Physical interpretation of an AR(n) series

rogojel

TS Contributor
#1
Hi,
I am learning TS analysis but my angle is probably diffent from the usual. Being in six sigma I need to reduce the variability of a process that I can prove is basically AR(3) which with 3 runs on the average per day means one day's runs influence the next day in the mathematical model.

My question is: does it make sense to hunt for some physical process/property that could produce this effect or is an AR series such a mathematical abstraction that this is hopeless ? I know that in multiple regression the physical interpretation of the coefficients can be tricky - any ideas for time series?

thanks a lot!
 

rogojel

TS Contributor
#3
It is a press-filter and the value we track is the time it takes to filter a charge . The filering times are a strongly correlated AR(3) . If I take the raw time aeries no other factor has any significant indluence on filtering times.

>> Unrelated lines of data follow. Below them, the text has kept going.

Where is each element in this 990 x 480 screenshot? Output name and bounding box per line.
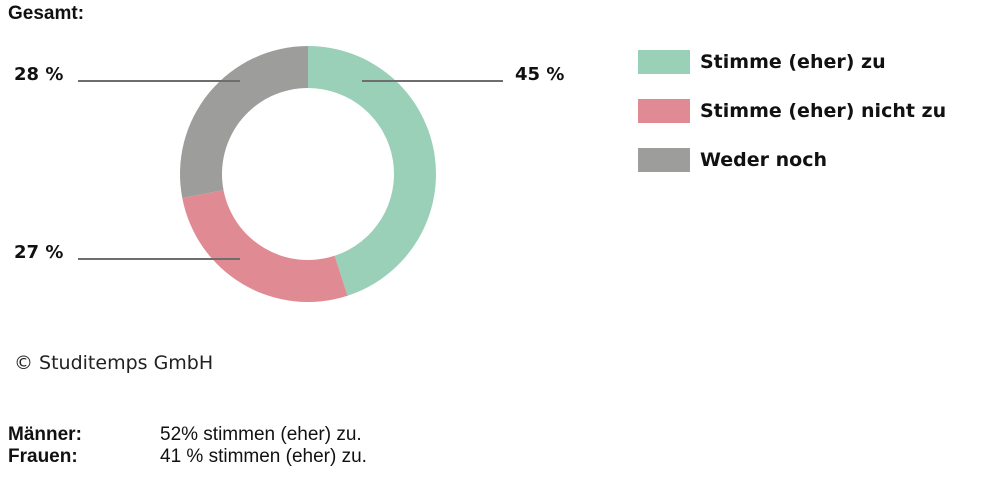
legend-item-neutral: Weder noch (638, 148, 946, 172)
data-label-agree: 45 % (515, 64, 565, 85)
group-value: 52% stimmen (eher) zu. (160, 424, 362, 445)
legend-label: Stimme (eher) zu (700, 51, 886, 73)
data-label-disagree: 27 % (14, 242, 64, 263)
legend-label: Weder noch (700, 149, 828, 171)
legend-swatch (638, 148, 690, 172)
chart-title: Gesamt: (8, 3, 85, 24)
legend: Stimme (eher) zu Stimme (eher) nicht zu … (638, 50, 946, 197)
data-label-neutral: 28 % (14, 64, 64, 85)
legend-item-agree: Stimme (eher) zu (638, 50, 946, 74)
slice-neutral (180, 46, 308, 198)
legend-label: Stimme (eher) nicht zu (700, 100, 947, 122)
breakdown-row-women: Frauen: 41 % stimmen (eher) zu. (8, 446, 367, 468)
breakdown-row-men: Männer: 52% stimmen (eher) zu. (8, 424, 362, 446)
group-value: 41 % stimmen (eher) zu. (160, 446, 367, 467)
slice-agree (308, 46, 436, 296)
group-label: Frauen: (8, 446, 78, 467)
legend-item-disagree: Stimme (eher) nicht zu (638, 99, 946, 123)
legend-swatch (638, 99, 690, 123)
legend-swatch (638, 50, 690, 74)
group-label: Männer: (8, 424, 82, 445)
slice-disagree (182, 190, 348, 303)
donut-chart (78, 46, 503, 303)
copyright-text: © Studitemps GmbH (14, 352, 214, 374)
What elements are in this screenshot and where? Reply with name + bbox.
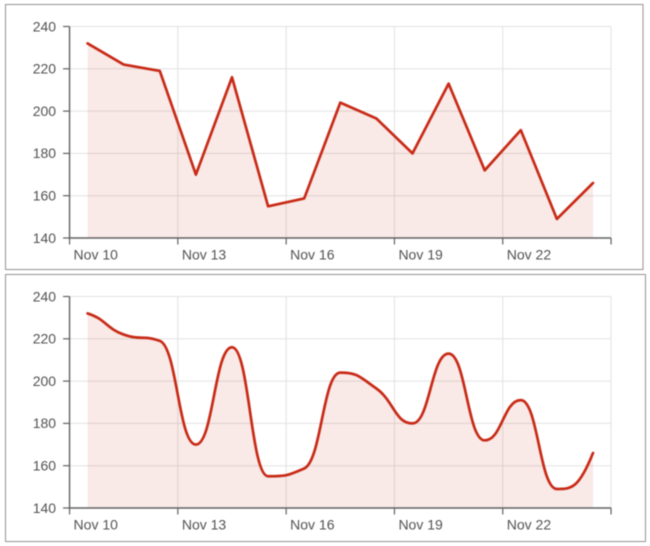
svg-text:Nov 13: Nov 13 <box>182 516 227 532</box>
svg-text:Nov 13: Nov 13 <box>182 246 227 262</box>
svg-text:Nov 16: Nov 16 <box>290 516 335 532</box>
svg-text:Nov 19: Nov 19 <box>398 516 443 532</box>
svg-text:140: 140 <box>33 500 57 516</box>
svg-text:160: 160 <box>33 458 57 474</box>
svg-text:220: 220 <box>33 61 57 77</box>
svg-text:200: 200 <box>33 103 57 119</box>
svg-text:Nov 22: Nov 22 <box>507 516 552 532</box>
svg-text:140: 140 <box>33 230 57 246</box>
svg-text:160: 160 <box>33 188 57 204</box>
svg-text:220: 220 <box>33 331 57 347</box>
svg-text:240: 240 <box>33 288 57 304</box>
svg-text:180: 180 <box>33 415 57 431</box>
svg-text:Nov 22: Nov 22 <box>507 246 552 262</box>
svg-text:Nov 10: Nov 10 <box>74 246 119 262</box>
svg-text:Nov 19: Nov 19 <box>398 246 443 262</box>
svg-text:Nov 10: Nov 10 <box>74 516 119 532</box>
svg-text:200: 200 <box>33 373 57 389</box>
svg-text:180: 180 <box>33 145 57 161</box>
svg-text:Nov 16: Nov 16 <box>290 246 335 262</box>
svg-text:240: 240 <box>33 18 57 34</box>
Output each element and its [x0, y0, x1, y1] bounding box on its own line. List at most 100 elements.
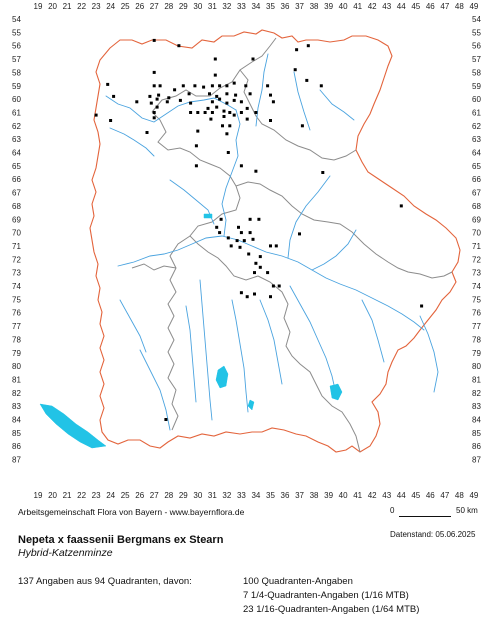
stats-sixteenth-quadrant: 23 1/16-Quadranten-Angaben (1/64 MTB): [243, 604, 420, 615]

Now I am thinking of either use skipping or a filter to generate a modified data set I could analyse for influencing factors. Does this make sense?

regards
 

Miner

TS Contributor
#4
Is there any correspondence between the auto regressive period and filter changes or with new batches of material to be filtered? For example, the condition of a filter (if reused) would affect subsequent times until it is replaced. Or the purity of a batch to be filtered would affect the time of each charge until a new batch is filtered.
 

rogojel

TS Contributor
#5
hi,
yes, these are exactly the physical causes we can look for. My question is whether this makes sense or are we just hunting a mathematical abstraction?
 

Miner

TS Contributor
#6
No. The AR(3) should relate to a physical reality provided that reality is repetitive at a consistent frequency.
 

rogojel

TS Contributor
#7
hi,
I am a bit further and would lke to know if this makes sense: my goal is to find factors that influence the filtering time and not to predict future times. So I analysed the time using the Yule- Walker algorithm and based on the order of the AR model and the coefficients found I built a recursive filter and transformed the DV and also the numeric IVs. Then I built a simple regression model using he transformed variables and though the model is not great (R-sq about 0.3) it did give me 3 parameters that have a significant influence.

Apparently I can translate the results back to the unfilteted variables - so this is what I am doing. I used this brilliant book to learn the technique BTW http://www.amazon.de/Analysis-Serie...erryberry&qid=1460382374&ref_=sr_1_15&sr=8-15
 

Miner

TS Contributor
#8
Then I built a simple regression model using he transformed variables and though the model is not great (R-sq about 0.3) it did give me 3 parameters that have a significant influence.
This sounds like there is a lot of common cause variation compared to special cause. Did you try plotting the times on an IMR chart? You may have a basically in-control process, which is essentially a stationary time series.
 

rogojel

TS Contributor
#9
Yes, so it is, though I am not a big fan of the terminology . The time series is quite variable, but most of it comes feom the natural behaviour of autocorrelated series - this also reduces my power a lot. By filtering I eliminate a part of the natural variation so my power increases and I can see some influencing factors.

As an aside - autocorrelation is counted as special or common cause ?

regards
 

Miner

TS Contributor
#10
Common cause. I've run into it before with an extrusion process. Any measurements made on the extrusion (other than the cut length) were autocorrelated until 20 minutes had passed, which happened to coincide with a change in the batch of rubber.

I suppose you could call them background noise and signal (or assignable cause).
 

rogojel

TS Contributor
#11
yepp,
this is why I dislike this terminology - it is subjective. If you could define a link between the rubber and the autocorrelation then it is a signal or assignable cause. If you don't it is just background noise and common cause.
 

Miner

TS Contributor
#12
On the other hand, if the rubber changes are a normal part of the process, which cannot be adjusted back by an operator, it is background noise and therefore common cause. Definitely subject to interpretation.